Supprimer ces aides entraînerait une dégradation soudaine du niveau de vie de nombreux ménages, et de celui de leurs enfants (dont certains sont français). Pour rappel, les prestations sociales représentent la moitié des revenus des 10 % les plus pauvres, parmi lesquels figurent des centaines de milliers d’étrangers. Or, cette chute brutale provoquerait un effet domino dévastateur pour l’ensemble des personnes vivant en France.

Enfin, soulignons que Marine Le Pen entend appliquer la « priorité nationale » au logement social.
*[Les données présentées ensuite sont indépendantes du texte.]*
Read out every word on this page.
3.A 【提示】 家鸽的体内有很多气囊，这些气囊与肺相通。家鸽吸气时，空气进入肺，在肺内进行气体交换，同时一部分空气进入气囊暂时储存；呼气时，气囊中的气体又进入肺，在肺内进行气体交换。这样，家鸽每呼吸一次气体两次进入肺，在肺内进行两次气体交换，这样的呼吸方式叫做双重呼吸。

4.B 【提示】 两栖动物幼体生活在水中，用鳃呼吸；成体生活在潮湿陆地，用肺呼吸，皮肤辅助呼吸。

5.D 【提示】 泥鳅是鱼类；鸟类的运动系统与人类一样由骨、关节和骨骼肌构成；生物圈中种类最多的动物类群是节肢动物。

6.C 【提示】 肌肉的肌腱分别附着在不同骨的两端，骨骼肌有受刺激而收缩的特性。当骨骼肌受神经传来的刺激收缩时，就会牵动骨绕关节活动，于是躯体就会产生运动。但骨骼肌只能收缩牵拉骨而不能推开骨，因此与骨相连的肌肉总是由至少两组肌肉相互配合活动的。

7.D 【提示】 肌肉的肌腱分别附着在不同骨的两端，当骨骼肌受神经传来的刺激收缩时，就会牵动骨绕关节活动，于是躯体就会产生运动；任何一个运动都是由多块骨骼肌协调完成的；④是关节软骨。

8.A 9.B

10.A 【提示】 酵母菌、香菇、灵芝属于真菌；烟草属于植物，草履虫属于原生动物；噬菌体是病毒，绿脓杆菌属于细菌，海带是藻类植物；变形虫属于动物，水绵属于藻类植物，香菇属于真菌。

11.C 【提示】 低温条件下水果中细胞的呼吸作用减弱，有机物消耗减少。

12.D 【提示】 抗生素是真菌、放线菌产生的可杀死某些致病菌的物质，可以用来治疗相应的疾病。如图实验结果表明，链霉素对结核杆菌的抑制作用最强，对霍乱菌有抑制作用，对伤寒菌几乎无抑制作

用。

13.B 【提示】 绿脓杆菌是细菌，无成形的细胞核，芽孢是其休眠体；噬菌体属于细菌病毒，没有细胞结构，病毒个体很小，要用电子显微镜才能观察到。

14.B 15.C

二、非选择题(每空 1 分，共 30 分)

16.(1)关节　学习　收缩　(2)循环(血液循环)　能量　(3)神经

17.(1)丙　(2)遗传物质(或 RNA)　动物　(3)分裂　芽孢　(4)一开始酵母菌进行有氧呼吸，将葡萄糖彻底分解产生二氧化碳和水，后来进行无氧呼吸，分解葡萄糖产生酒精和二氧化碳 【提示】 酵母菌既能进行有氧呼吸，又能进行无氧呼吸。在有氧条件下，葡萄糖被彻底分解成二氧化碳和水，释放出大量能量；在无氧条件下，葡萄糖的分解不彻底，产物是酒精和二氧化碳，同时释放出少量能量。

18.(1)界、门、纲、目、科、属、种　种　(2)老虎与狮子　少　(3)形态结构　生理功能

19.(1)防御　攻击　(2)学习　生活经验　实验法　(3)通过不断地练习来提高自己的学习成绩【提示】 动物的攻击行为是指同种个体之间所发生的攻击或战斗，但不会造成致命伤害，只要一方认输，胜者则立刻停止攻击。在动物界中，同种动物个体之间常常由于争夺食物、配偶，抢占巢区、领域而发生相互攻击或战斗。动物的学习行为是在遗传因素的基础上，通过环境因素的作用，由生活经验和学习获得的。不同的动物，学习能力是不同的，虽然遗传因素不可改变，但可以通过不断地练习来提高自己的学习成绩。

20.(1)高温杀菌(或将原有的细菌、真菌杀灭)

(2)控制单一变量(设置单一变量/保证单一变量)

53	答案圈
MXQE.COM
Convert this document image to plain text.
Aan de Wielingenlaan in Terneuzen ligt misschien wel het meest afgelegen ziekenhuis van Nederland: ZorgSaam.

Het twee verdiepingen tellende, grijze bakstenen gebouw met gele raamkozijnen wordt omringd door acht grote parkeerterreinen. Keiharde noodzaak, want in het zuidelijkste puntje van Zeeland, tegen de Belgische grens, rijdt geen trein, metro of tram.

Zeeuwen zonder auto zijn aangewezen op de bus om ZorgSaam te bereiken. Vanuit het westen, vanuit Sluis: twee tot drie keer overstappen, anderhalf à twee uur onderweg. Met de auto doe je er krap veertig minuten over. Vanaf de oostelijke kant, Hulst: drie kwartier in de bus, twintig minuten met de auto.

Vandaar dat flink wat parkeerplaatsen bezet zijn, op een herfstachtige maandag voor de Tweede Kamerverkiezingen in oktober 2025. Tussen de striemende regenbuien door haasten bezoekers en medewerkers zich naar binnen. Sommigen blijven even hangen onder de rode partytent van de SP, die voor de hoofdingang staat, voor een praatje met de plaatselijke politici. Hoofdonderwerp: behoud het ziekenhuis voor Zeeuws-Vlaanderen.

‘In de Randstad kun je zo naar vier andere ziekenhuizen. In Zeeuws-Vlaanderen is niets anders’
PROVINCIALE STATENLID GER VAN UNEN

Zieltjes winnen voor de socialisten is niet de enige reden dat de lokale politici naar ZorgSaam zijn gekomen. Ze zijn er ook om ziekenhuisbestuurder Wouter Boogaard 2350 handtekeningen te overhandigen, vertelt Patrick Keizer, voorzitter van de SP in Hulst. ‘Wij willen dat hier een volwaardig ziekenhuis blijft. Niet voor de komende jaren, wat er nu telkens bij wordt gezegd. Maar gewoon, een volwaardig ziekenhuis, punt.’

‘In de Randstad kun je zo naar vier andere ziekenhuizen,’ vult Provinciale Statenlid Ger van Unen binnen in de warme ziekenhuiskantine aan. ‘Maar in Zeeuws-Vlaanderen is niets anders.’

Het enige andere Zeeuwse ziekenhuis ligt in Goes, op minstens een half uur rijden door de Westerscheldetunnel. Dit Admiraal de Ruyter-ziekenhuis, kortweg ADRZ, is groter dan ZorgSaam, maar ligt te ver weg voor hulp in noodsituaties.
Cela consisterait à « remettre rapidement sur le marché 620 000 logements occupés par des étrangers ». Autrement dit, jeter « rapidement » à la rue plus d’un million d’étrangers, en situation régulière. On imagine mal comment la société française parviendrait à gérer cette situation, puisqu’il est évident que ces personnes, dont la plupart résident depuis de longues années sur le territoire, n’en partiraient pas, dans leur grande majorité.